Curiosity has been called ‘The Lust of the Mind’*. Not a bad image, and one that also conjures up self-indulgance. Many great creators and thinkers have extolled the virtues of curiosity. Like anything we think about though, we can fall into lazy habits that just don’t do the job.
It takes courage to step away from the herd and ask those all-important questions. It might rock the boat, but that might be the only way to check if the boat is stable.
It pays us to develop a habit of curiosity. We tend to forget this because it’s easier to conform, to go with the flow of opinion or received wisdom. This avoids the need to think, and stunts the natural learning process which begins when we are children, but withers and dies if you don’t do something to keep it alive.
This is one aspect of how we simplify and economise our thinking doing what’s easy rather than flexing our mental muscle and thinking more creatively.
Social conventions
When asked how we are, we often respond with a bland statement like “not bad”, rather than saying something more upbeat and creative. We conceal our true feelings and distance ourselves from life when we reply with a standard formula rather than a considered response.
These stock questions – “How do you do?” and “How is your meal?” are two more examples – act as a sort of social lubricant. Along with “How are you”, they are part of the polite conventions that enable us to function in a civil society. Convention dictates that we answer with a stock response, “I’m well” or “Great, thanks” are fit for the task with the examples I’ve just given.
But there is another type of commonly-used question where opportunities are lost when we resort to a stock answer. “Any questions?” during a meeting, for example or, “Did you enjoy the movie”? are openings for an engaging our minds and opening discussion.
Knowing the difference
Understanding the difference between the questions that really only require an unthinking stock answer, and situations where a thoughtful response could prompt further engagement, is a critical skill that exercises our cognitive processes and provides an opportunity for feedback. How often have you replied that you meal is “Great, thank you”, when really it wasn’t, or said that you were OK when really you really uncomfortable?
Maybe a lot of this – mindlessly accepting our dissatisfaction by concealing it from ourselves and others with a phrase like “Not bad, thanks” rather than saying what we think– is because we are not told that things can be different, that we can create the life we want. If we learn it at all, most of us have to discover it as we go through life, often this is only when something goes wrong. Repeatedly saying things are OK, when they really are not, can mean that an unsatisfactory situation never gets addressed.
I have been lucky; I learned when I was a young adult that we do have control over what happens to us and how our lives pan out. My mission in life for the past 30 years has been to show dissatisfied others that “life doesn’t have to be like that.”
A good starting point is to fight passivity by developing a keen sense of enquiry about life, and nurturing curiosity about everything, because this helps to keep our senses active and alert.
Nurturing curiosity
But that curiosity must be the right kind of curiosity. Simply asking “Why” all the time is not what I mean (that has the opposite effect because it can tie us up in knots). The key is to remain curious in the way that we observe what’s going on within us and around us.
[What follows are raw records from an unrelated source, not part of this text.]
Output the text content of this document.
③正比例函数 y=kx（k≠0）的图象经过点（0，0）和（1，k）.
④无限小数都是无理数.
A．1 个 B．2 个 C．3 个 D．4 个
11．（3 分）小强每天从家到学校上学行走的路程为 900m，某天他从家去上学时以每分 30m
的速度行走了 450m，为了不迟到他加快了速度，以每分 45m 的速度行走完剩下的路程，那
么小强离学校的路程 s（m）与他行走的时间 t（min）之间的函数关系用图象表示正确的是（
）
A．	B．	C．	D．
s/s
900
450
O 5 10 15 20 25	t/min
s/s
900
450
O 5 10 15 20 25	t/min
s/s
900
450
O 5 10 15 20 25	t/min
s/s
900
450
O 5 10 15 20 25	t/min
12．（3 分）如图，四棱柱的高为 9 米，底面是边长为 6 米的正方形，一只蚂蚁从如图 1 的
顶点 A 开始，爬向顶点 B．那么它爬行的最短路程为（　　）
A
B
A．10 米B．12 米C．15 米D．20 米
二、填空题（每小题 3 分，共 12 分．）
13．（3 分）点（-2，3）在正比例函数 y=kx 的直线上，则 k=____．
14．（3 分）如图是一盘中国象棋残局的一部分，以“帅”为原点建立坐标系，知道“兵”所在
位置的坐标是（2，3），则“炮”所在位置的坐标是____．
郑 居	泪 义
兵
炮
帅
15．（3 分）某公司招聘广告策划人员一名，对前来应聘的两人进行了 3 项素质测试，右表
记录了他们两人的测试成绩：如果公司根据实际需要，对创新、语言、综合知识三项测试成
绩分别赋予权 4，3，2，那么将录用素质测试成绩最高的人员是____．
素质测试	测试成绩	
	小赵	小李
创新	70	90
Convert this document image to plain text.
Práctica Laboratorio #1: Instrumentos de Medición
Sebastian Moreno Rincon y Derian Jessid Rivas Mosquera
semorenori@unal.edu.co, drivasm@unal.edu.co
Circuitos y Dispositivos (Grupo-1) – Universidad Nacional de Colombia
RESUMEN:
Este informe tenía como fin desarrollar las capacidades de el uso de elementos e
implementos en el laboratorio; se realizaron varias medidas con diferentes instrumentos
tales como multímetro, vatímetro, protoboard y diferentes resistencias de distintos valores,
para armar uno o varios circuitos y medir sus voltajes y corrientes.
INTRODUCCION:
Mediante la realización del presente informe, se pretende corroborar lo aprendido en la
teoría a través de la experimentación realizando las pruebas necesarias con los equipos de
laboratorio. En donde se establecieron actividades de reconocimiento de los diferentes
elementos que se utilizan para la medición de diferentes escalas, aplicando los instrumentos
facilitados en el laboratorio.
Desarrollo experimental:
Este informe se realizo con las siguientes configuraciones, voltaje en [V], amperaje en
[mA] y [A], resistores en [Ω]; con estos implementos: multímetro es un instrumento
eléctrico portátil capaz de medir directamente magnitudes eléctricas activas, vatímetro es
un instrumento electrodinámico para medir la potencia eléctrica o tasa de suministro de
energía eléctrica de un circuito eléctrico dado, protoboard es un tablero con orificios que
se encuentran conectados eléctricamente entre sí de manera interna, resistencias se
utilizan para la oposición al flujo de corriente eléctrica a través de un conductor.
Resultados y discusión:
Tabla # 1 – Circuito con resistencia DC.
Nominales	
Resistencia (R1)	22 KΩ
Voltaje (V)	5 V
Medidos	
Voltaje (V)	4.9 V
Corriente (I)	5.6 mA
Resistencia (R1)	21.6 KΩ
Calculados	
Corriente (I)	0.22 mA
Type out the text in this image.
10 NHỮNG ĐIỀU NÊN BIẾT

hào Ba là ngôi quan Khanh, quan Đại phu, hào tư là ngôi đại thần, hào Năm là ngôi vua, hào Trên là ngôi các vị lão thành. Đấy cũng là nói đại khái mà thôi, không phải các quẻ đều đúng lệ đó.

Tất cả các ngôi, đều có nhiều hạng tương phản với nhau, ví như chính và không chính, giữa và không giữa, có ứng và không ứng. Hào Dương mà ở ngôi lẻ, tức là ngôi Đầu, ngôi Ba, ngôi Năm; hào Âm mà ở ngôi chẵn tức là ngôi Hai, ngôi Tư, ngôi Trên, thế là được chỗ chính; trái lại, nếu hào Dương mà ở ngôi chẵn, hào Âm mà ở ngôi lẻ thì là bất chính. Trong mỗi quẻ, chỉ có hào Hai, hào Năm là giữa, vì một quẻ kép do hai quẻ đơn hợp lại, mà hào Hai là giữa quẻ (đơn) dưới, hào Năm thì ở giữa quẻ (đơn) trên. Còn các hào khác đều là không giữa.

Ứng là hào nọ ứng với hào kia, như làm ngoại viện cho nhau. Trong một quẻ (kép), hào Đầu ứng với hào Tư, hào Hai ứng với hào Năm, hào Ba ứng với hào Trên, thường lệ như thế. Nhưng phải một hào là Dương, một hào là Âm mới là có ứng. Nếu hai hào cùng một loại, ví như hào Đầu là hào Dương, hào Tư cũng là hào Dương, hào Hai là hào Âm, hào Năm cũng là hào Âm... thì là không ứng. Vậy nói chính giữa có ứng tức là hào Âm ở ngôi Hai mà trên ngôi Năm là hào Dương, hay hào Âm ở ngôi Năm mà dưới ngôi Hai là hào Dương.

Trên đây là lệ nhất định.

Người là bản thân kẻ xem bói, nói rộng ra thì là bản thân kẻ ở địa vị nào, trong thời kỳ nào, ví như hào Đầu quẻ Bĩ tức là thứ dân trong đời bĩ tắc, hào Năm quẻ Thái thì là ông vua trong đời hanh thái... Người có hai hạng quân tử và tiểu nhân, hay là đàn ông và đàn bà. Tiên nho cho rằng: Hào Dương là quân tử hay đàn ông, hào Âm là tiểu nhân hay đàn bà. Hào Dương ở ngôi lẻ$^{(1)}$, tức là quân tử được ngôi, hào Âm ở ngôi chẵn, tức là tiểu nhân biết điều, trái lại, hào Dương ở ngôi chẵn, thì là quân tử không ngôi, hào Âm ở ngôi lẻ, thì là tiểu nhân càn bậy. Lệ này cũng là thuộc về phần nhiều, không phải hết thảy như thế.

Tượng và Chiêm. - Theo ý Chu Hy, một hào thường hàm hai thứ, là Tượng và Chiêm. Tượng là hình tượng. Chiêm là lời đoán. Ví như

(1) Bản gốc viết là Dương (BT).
The Zen people talk about developing a ‘childlike curiosity’. Many great thinkers have talked about this too. This doesn’t mean acting in a childish way, it means developing the maturity of understanding that the more we reflectively observe and engage with what’s going on around us, the truer our understanding of ourselves will become. This of course requires courage and commitment, and not everyone is up for that. So the security blanket gets used instead.
* English philosopher Thomas Hobbes.